L’Europe imaginée par les pères fondateurs, c’est aussi, d’abord, une histoire de civilisation. C’était. Car sur ce plan, c’est un semi-échec. Parce que l’Europe n’a pas su insuffler une dimension émotionnelle forte d’appartenance à un espace culturel unique de valeurs partagées, trop d’Européens n’aiment pas l’Europe. Ils la voient plus comme la cause de leurs problèmes que de leur bien-être. De ce semi-échec, on prête souvent cette formule apocryphe à Jean Monnet : « Si c’était à recommencer, ce serait par la culture ». Et il est vrai que, où l’Europe enregistre ses meilleurs succès, c’est auprès des lycéens et étudiants qui saisissent la chance de rencontrer des jeunes d’autres pays grâce au programme d’échange Erasmus.
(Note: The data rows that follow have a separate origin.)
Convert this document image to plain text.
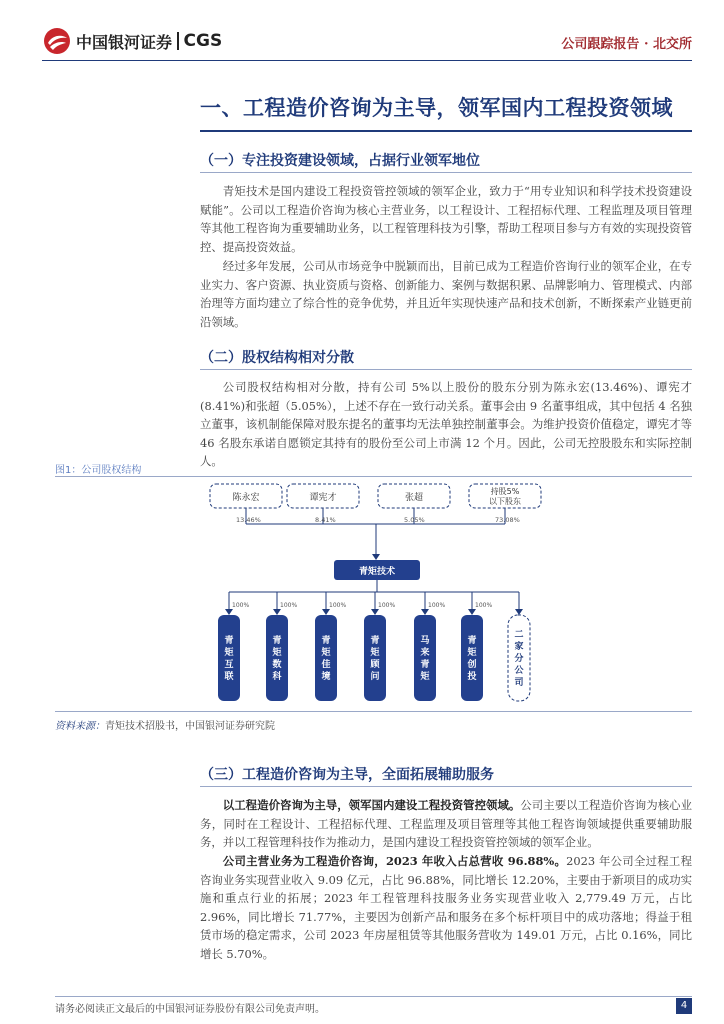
中国银河证券 CGS	公司跟踪报告 · 北交所
一、工程造价咨询为主导，领军国内工程投资领域
（一）专注投资建设领域，占据行业领军地位

青矩技术是国内建设工程投资管控领域的领军企业，致力于“用专业知识和科学技术投资建设赋能”。公司以工程造价咨询为核心主营业务，以工程设计、工程招标代理、工程监理及项目管理等其他工程咨询为重要辅助业务，以工程管理科技为引擎，帮助工程项目参与方有效的实现投资管控、提高投资效益。

经过多年发展，公司从市场竞争中脱颖而出，目前已成为工程造价咨询行业的领军企业，在专业实力、客户资源、执业资质与资格、创新能力、案例与数据积累、品牌影响力、管理模式、内部治理等方面均建立了综合性的竞争优势，并且近年实现快速产品和技术创新，不断探索产业链更前沿领域。

（二）股权结构相对分散

公司股权结构相对分散，持有公司 5%以上股份的股东分别为陈永宏(13.46%)、谭宪才(8.41%)和张超（5.05%），上述不存在一致行动关系。董事会由 9 名董事组成，其中包括 4 名独立董事，该机制能保障对股东提名的董事均无法单独控制董事会。为维护投资价值稳定，谭宪才等 46 名股东承诺自愿锁定其持有的股份至公司上市满 12 个月。因此，公司无控股股东和实际控制人。

图1：公司股权结构
陈永宏	谭宪才	张超
持股5%
以下股东
13.46%	8.41%	5.05%	73.08%
青矩技术
100%	100%	100%	100%	100%	100%
青矩互联
青矩数科
青矩佳境
青矩顾问
马来青矩
青矩创投
二家分公司
资料来源：青矩技术招股书，中国银河证券研究院
（三）工程造价咨询为主导，全面拓展辅助服务

以工程造价咨询为主导，领军国内建设工程投资管控领域。公司主要以工程造价咨询为核心业务，同时在工程设计、工程招标代理、工程监理及项目管理等其他工程咨询领域提供重要辅助服务，并以工程管理科技作为推动力，是国内建设工程投资管控领域的领军企业。

公司主营业务为工程造价咨询，2023 年收入占总营收 96.88%。2023 年公司全过程工程咨询业务实现营业收入 9.09 亿元，占比 96.88%，同比增长 12.20%，主要由于新项目的成功实施和重点行业的拓展；2023 年工程管理科技服务业务实现营业收入 2,779.49 万元，占比 2.96%，同比增长 71.77%，主要因为创新产品和服务在多个标杆项目中的成功落地；得益于租赁市场的稳定需求，公司 2023 年房屋租赁等其他服务营收为 149.01 万元，占比 0.16%，同比增长 5.70%。

请务必阅读正文最后的中国银河证券股份有限公司免责声明。	4
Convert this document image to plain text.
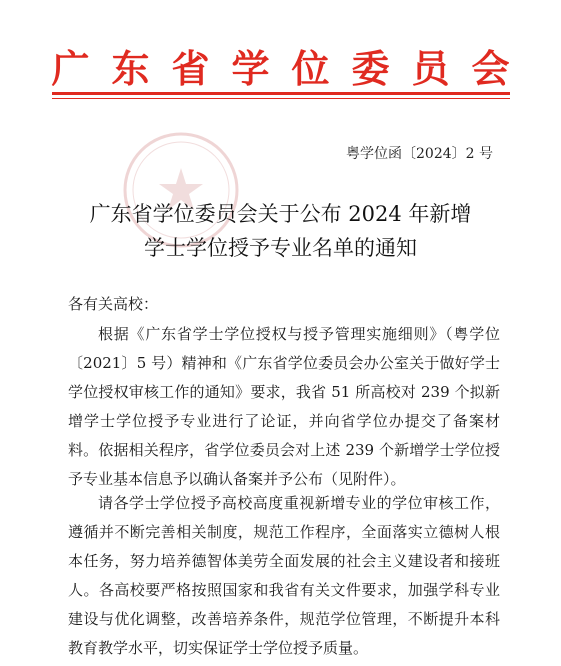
广东省学位委员会
粤学位函〔2024〕2 号
广东省学位委员会关于公布 2024 年新增
学士学位授予专业名单的通知
各有关高校：

根据《广东省学士学位授权与授予管理实施细则》（粤学位〔2021〕5 号）精神和《广东省学位委员会办公室关于做好学士学位授权审核工作的通知》要求，我省 51 所高校对 239 个拟新增学士学位授予专业进行了论证，并向省学位办提交了备案材料。依据相关程序，省学位委员会对上述 239 个新增学士学位授予专业基本信息予以确认备案并予公布（见附件）。

请各学士学位授予高校高度重视新增专业的学位审核工作，遵循并不断完善相关制度，规范工作程序，全面落实立德树人根本任务，努力培养德智体美劳全面发展的社会主义建设者和接班人。各高校要严格按照国家和我省有关文件要求，加强学科专业建设与优化调整，改善培养条件，规范学位管理，不断提升本科教育教学水平，切实保证学士学位授予质量。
Dans la majorité des cas, ils reviennent enchantés par la richesse des rencontres et la conviction que l’Europe est leur village de demain. En votant à 61 % contre le Brexit, les jeunes Britanniques partagent cette conviction. Les chiffres ne donnent pas tort aux jeunes : l’Europe concentrait 25 % de la population mondiale il y a un siècle ; dans 20 ans, elle ne représentera que 1/20e. L’idée qu’un monde fermé et renfermé sur lui-même est la clé du bien-être de demain est une idée de « vieux esprits » qui rêvent d’un vieux monde qui n’existe plus.